February 02, 2006|Richard Simon and Joel Havemann |
Times Staff Writers WASHINGTON — The House on Wednesday approved and sent to the White House a far-reaching bill that will trim the growth of federal benefit programs by more than $39 billion in the next five years -- Congress' first major budget-cutting exercise in almost a decade.
The measure, which is expected to cost California at least $1.7 billion in federal assistance, squeaked through the Republican-led House by two votes -- 216 to 214 -- and without a single Democrat in favor. The Senate had passed the legislation shortly before Christmas, also with no Democratic support, when Vice President Dick Cheney broke a 50-50 tie.
President Bush issued a statement praising the House vote and added, "I look forward to signing this bill into law." The 2007 budget he will submit to Congress on Monday, Bush said, "will continue to build on the spending restraint we have achieved."
Among its many provisions, the bill will charge higher interest rates on student loans, reduce federal aid to force absent parents to pay child support and impose stricter work requirements on welfare recipients.
As the state with the largest population, California will absorb a large share of the cuts. The state's Legislative Analyst's Office estimates that California will lose $1.7 billion in federal aid and have to spend $1.4 billion of its own money under the bill's provisions.
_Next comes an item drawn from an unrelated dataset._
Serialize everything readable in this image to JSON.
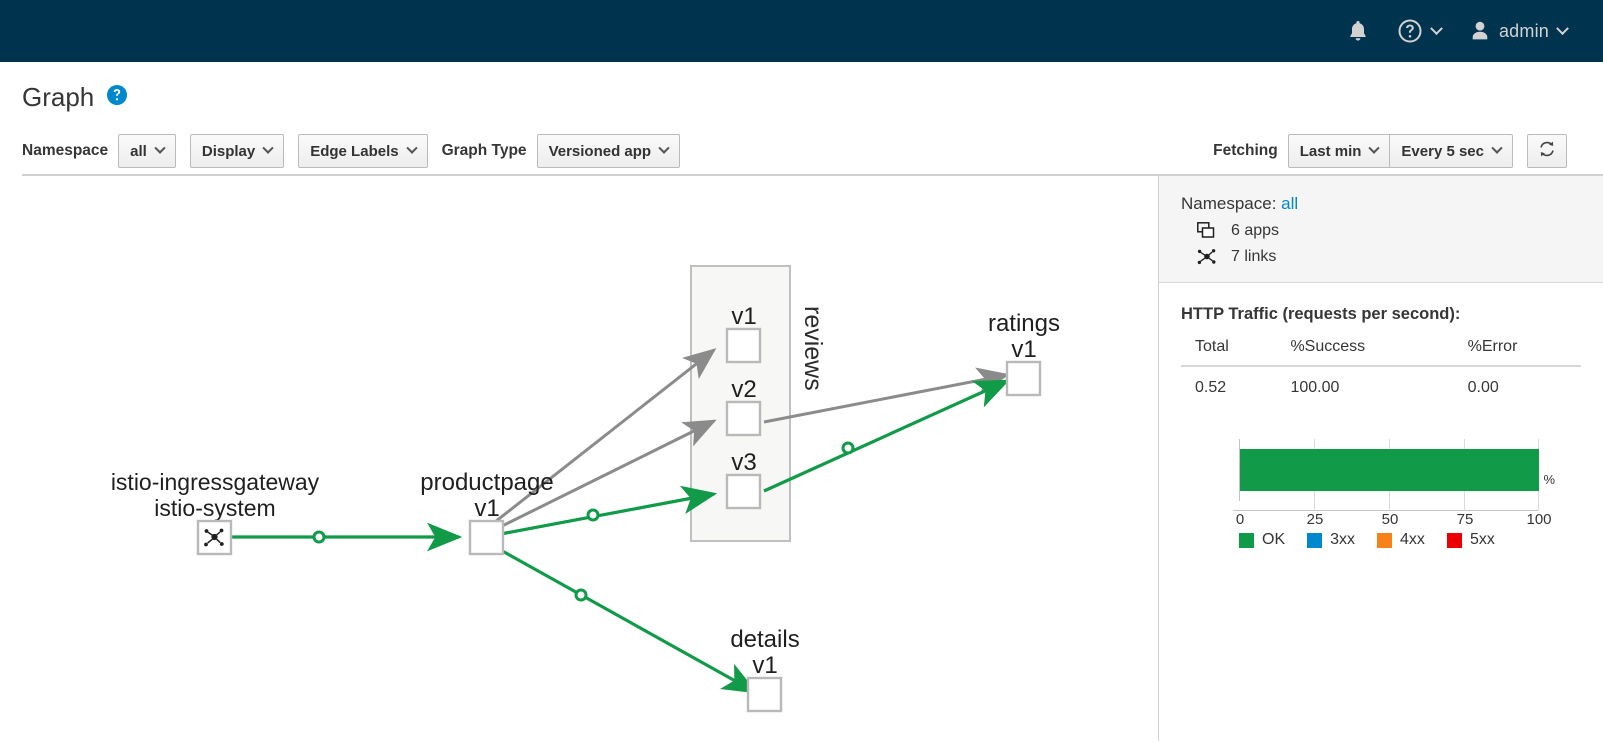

The state Finance Department foresees $2.4 billion in lost federal aid.
"This will blow a multibillion-dollar hole in the state budget, making a bad situation worse," Assembly Speaker Fabian Nunez (D-Los Angeles) said Wednesday after the bill was passed. "It's another slap in the face from Washington to California's poor and middle-class families. And worse, it jeopardizes many of the matching funds we were hoping for to fund healthcare and education programs."
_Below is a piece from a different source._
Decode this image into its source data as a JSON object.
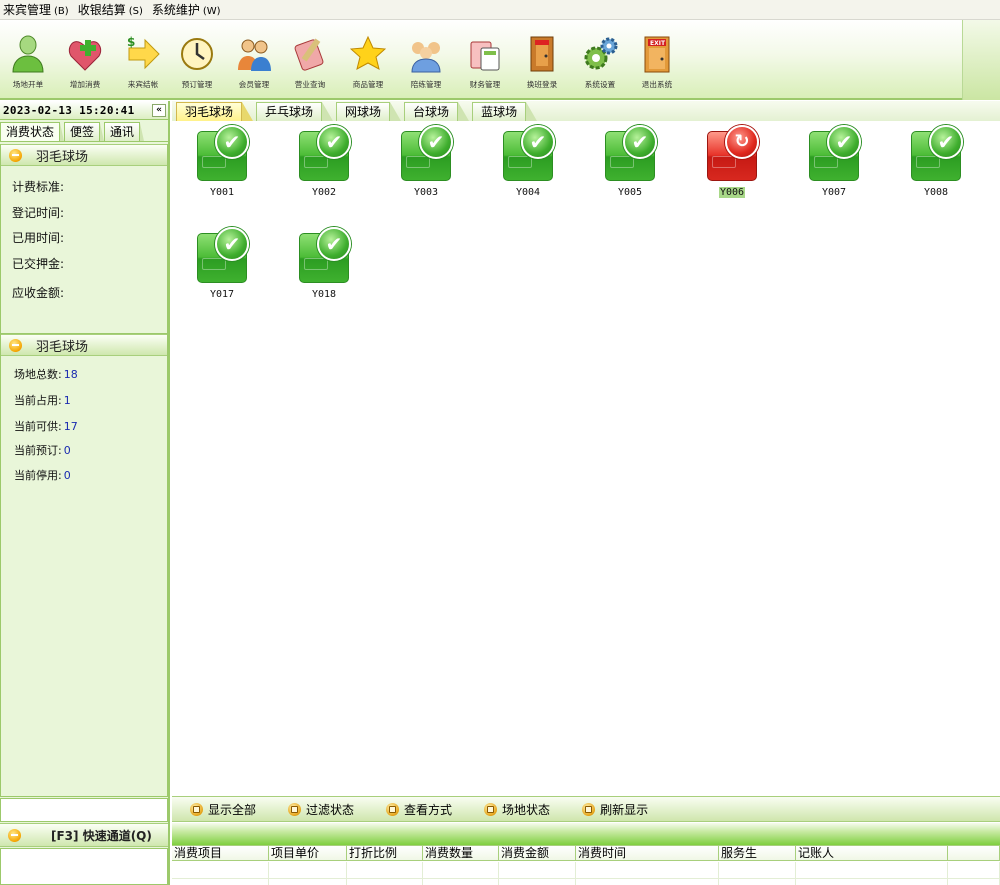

Noting that every California GOP House member -- with the exception of the absent Rep. Gary G. Miller (R-Diamond Bar) -- had voted for the bill, Nunez added: "It's amazing to me that the Republicans in our congressional delegation continue to put party politics ahead of getting more resources for California."
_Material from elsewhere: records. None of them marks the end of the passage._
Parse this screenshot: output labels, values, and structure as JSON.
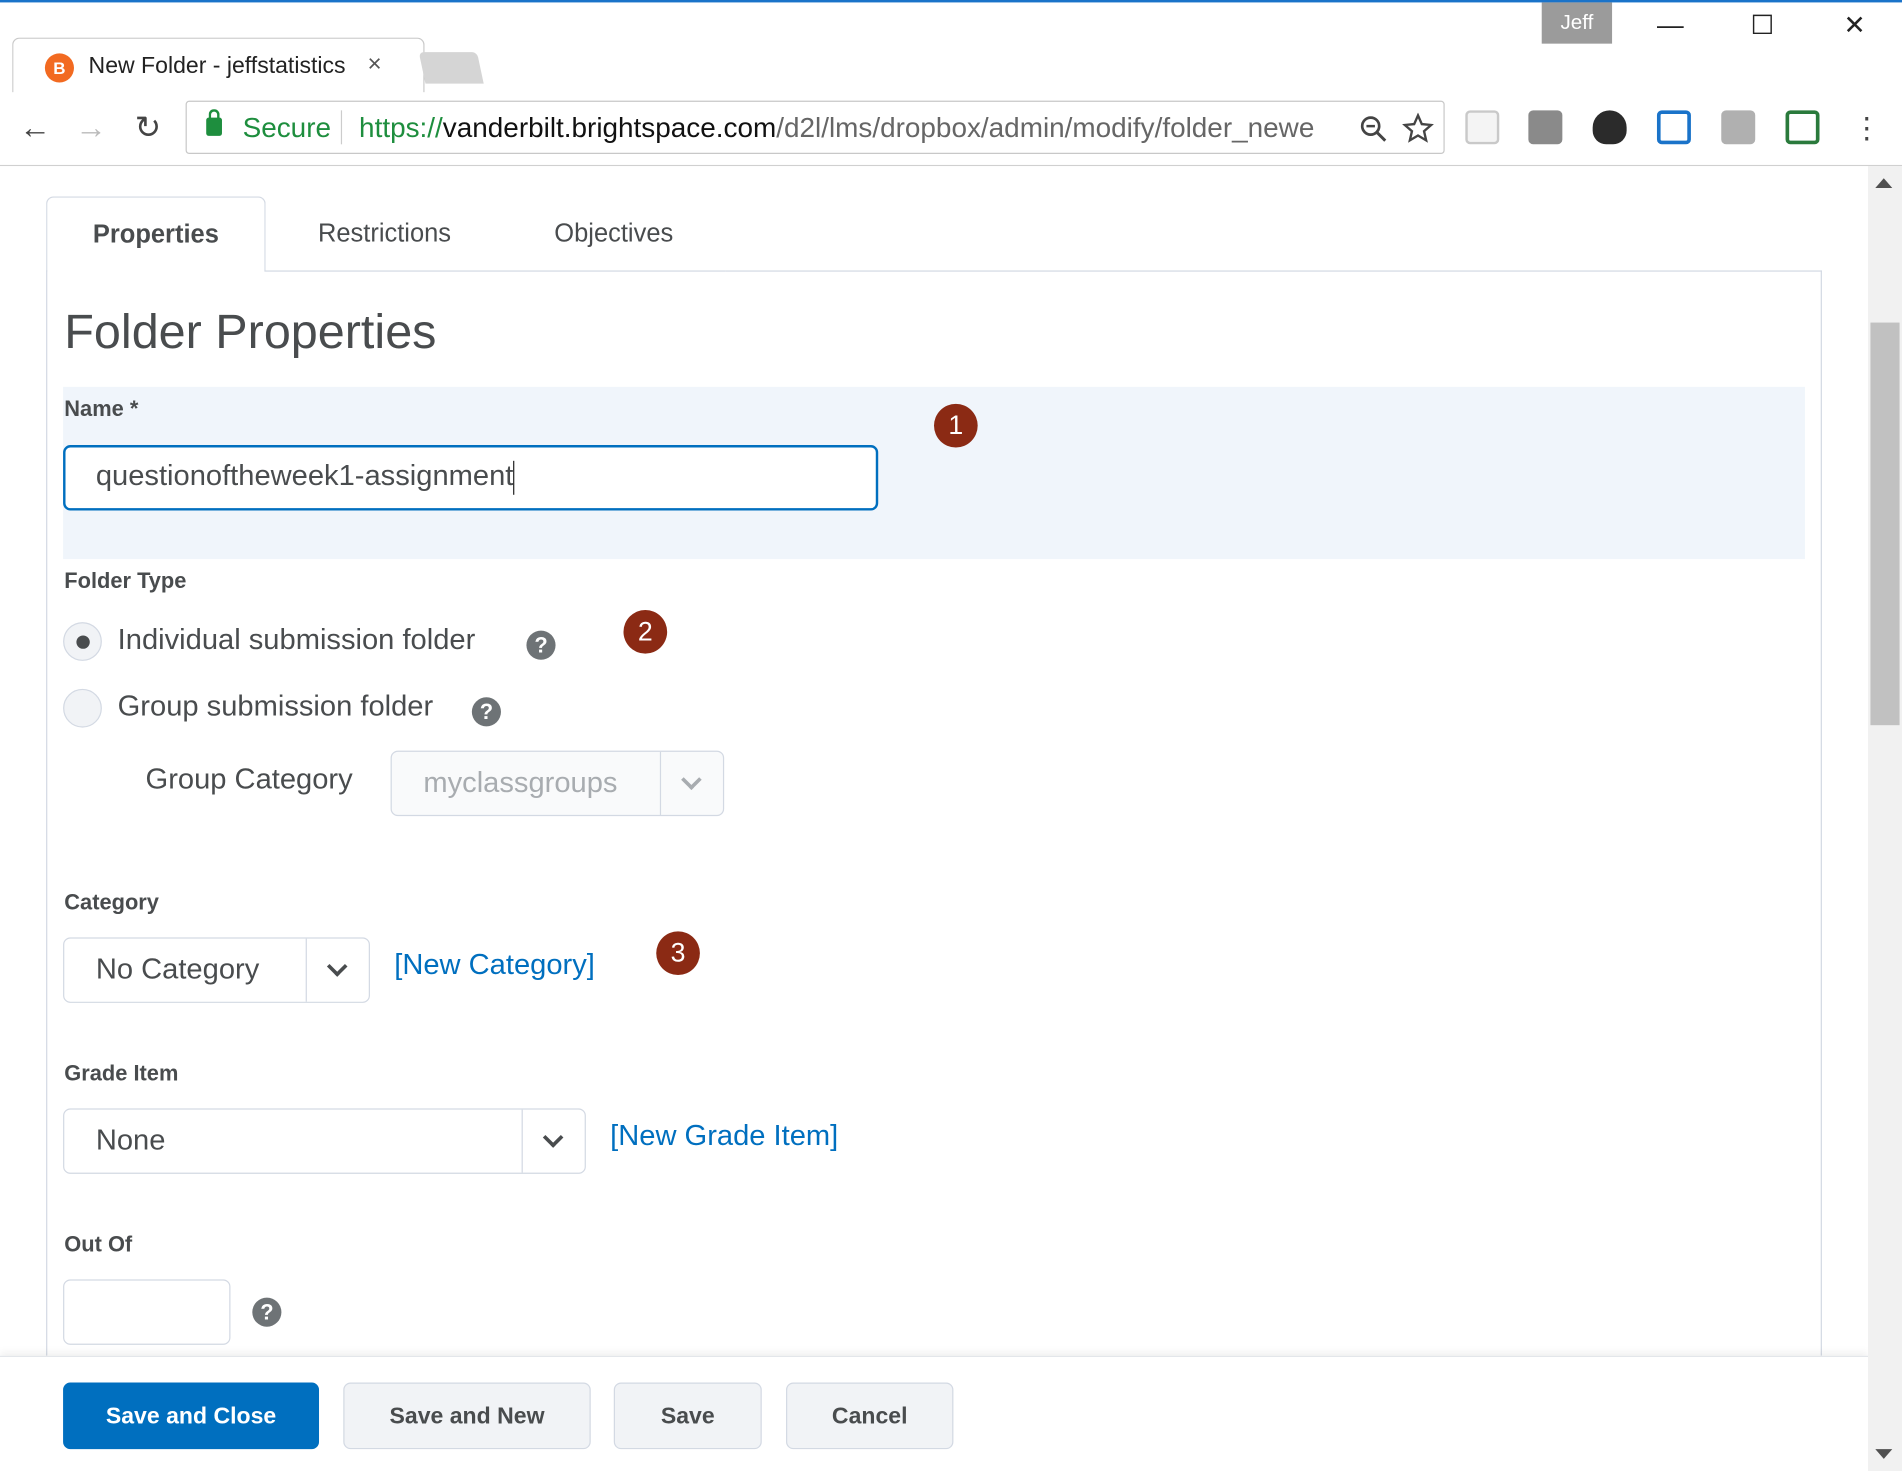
{
  "browser": {
    "tab_title": "New Folder - jeffstatistics",
    "tab_close": "×",
    "profile_name": "Jeff",
    "window_controls": {
      "minimize": "—",
      "maximize": "☐",
      "close": "✕"
    },
    "nav": {
      "back": "←",
      "forward": "→",
      "reload": "↻"
    },
    "secure_label": "Secure",
    "url_scheme": "https://",
    "url_host": "vanderbilt.brightspace.com",
    "url_path": "/d2l/lms/dropbox/admin/modify/folder_newe",
    "zoom_icon": "zoom-icon",
    "star_icon": "star-icon",
    "menu_icon": "⋮"
  },
  "tabs": [
    {
      "label": "Properties",
      "active": true
    },
    {
      "label": "Restrictions",
      "active": false
    },
    {
      "label": "Objectives",
      "active": false
    }
  ],
  "form": {
    "heading": "Folder Properties",
    "name_label": "Name *",
    "name_value": "questionoftheweek1-assignment",
    "folder_type_label": "Folder Type",
    "folder_types": [
      {
        "label": "Individual submission folder",
        "checked": true
      },
      {
        "label": "Group submission folder",
        "checked": false
      }
    ],
    "group_category_label": "Group Category",
    "group_category_value": "myclassgroups",
    "category_label": "Category",
    "category_value": "No Category",
    "new_category_link": "[New Category]",
    "grade_item_label": "Grade Item",
    "grade_item_value": "None",
    "new_grade_item_link": "[New Grade Item]",
    "out_of_label": "Out Of",
    "out_of_value": "",
    "help_glyph": "?"
  },
  "badges": [
    "1",
    "2",
    "3"
  ],
  "buttons": {
    "save_and_close": "Save and Close",
    "save_and_new": "Save and New",
    "save": "Save",
    "cancel": "Cancel"
  },
  "colors": {
    "primary": "#006fbf",
    "badge": "#8b2a14",
    "secure_green": "#1e8e3e",
    "text": "#494c4e"
  }
}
Asked about his support for the measure despite the concerns of his home state's government, Rep. Ed Royce (R-Fullerton) said that tougher fiscal times were ahead if Congress failed to rein in spending.
Rep. Ken Calvert (R-Corona) said in a statement: "Entitlement programs are projected to double in 10 years, and if we fail to properly curb this growth, today's youth will face an even greater problem down the road. By slowing the rate of growth today, we reduce the chance of being faced with deep program cuts or large tax increases in the future."
Republican leaders have portrayed the bill as a crucial part of their drive to reduce the federal budget deficit. Rep. Mike Pence (R-Ind.), a leader of House conservatives, called the measure "an important first step toward restoring public confidence in the fiscal integrity of our national government."
Yet measured against the budget as a whole, the spending cuts seem mild. Heritage Foundation budget expert Brian M. Riedl said the cuts would reduce total growth in federal benefit programs over the next five years from 39% to 38%. And even as the House was passing the spending-cut bill, the Senate was debating a $56-billion tax cut that the House had already passed -- a combination that would add $16 billion to federal deficits.
Democrats condemned budget cuts that focused on programs to benefit the poor even as Republicans planned more tax cuts that disproportionately benefit the wealthy.
"This isn't about small government," said House Minority Leader Nancy Pelosi (D-San Francisco). "This is about small-minded, petty government that does not meet the needs of the American people."
The bill includes provisions besides budget cuts.
It would immediately raise the current $100,000 account limit on federal bank deposit insurance for individual retirement accounts to $250,000. The measure gives the Federal Deposit Insurance Corp. discretion to increase the $100,000 insurance ceiling on regular deposit accounts to reflect inflation, starting five years from now.
And upon Bush's signature, the legislation will reauthorize and revamp the welfare reform law that Congress enacted in 1996 but that expired in 2002. Since then, Congress has extended the program, Temporary Assistance to Needy Families, with a series of short-term reauthorizations.
States will face reductions in federal welfare grants if they cannot meet strict new requirements for moving their welfare recipients into jobs or activities such as job training. The state Finance Department estimated that California would lose $1.5 billion in federal welfare grants -- and predicted that Gov. Arnold Schwarzenegger and other outraged governors would force Congress to rewrite these provisions.